Tuesday, March 18, 2008

March 18th 2008 - Today's Columns:

Rich Lowry : The Dishonesty of Hope - "The Rev. Wright drives a wedge into the central contradiction of Obama's campaign -- an orthodox liberal politician who rose to prominence in a left-wing milieu in Chicago and has never broken with his party on anything of consequence is campaigning on unifying the country. There is nothing particularly unifying about Obama's past and his voting record." True dat.

Thomas Sowell : Race and Politics - It is remarkable that Sowell wrote this piece before Obama gave his race speech today. But he is absolutely correct in calling Obama onto the carpet in exactly the same way any white person should be for being a demagogue exposed as a phony.

Robert D. Novak : Democratic Racial Divide - The storm is gathering for the Democratic Party breakup over race. Will Obama's speech today help to squelch the fall he's been in since the media started examining his pastor? Is the bloom sufficiently off the Obama rose for the media to now look critically at him in earnest? Will it discover even more to make him less palatable to the Superdelegates?

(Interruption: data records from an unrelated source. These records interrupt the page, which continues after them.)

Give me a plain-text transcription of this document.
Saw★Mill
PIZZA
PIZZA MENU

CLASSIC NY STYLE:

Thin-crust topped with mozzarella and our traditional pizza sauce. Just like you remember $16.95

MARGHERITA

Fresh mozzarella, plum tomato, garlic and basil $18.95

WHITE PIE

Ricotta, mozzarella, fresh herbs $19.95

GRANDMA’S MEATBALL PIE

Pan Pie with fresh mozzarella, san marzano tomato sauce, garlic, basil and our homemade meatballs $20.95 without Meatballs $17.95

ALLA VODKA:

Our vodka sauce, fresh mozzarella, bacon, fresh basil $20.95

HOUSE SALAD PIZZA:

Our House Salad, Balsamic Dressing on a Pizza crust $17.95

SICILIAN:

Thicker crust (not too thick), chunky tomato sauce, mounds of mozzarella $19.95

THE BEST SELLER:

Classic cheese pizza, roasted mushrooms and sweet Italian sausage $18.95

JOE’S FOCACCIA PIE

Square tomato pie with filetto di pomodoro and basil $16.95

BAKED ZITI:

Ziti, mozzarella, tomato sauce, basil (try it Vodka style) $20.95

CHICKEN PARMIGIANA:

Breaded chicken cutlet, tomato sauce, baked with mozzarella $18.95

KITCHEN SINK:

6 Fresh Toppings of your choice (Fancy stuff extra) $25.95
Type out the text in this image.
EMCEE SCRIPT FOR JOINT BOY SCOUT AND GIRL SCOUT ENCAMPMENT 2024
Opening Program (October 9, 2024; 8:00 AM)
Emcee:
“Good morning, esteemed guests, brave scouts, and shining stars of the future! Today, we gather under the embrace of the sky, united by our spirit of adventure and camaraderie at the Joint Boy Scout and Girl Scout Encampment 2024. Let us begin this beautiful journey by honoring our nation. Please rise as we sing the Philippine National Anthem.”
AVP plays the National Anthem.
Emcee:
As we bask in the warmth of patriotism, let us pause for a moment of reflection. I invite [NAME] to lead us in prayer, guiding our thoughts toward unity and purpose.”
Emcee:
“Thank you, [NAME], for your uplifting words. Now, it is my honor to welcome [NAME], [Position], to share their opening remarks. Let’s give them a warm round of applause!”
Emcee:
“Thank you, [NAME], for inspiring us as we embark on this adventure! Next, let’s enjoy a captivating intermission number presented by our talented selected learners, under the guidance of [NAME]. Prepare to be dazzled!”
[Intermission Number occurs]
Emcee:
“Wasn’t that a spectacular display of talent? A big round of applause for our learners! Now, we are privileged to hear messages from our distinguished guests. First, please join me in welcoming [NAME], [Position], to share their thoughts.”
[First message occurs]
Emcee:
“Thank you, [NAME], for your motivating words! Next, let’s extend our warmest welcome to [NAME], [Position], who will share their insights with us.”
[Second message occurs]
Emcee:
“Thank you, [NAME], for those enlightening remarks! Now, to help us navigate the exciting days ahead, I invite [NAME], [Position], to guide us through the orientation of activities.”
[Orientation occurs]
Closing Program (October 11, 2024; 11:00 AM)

Dick Morris and Eileen McGann : Hillary Sends Ferraro After the Race Card - Morris paints Ferraro's remarks about Obama as overly simplistic with reasoning that is itself overly simplistic. He says "Hillary is trying, through her surrogate Ferraro, to make it appear that all Obama had to do was show up, show some skin and win." But that isn't at all what Ferraro said. Obviously Obama is a gifted politician who has connected with a very large number of people. He clearly wouldn't be where he is without his charisma, organization, intelligence, and political positioning. But to claim that his skin color is not a factor would be wrong as well. She didn't claim that it was only his skin color that got him where he is. But he wouldn't be here without it. Many in this country, myself included, are eager to elect a black President. While I don't want it to be Obama (Condi please) I do think it would go a long way toward healing deep racial divides.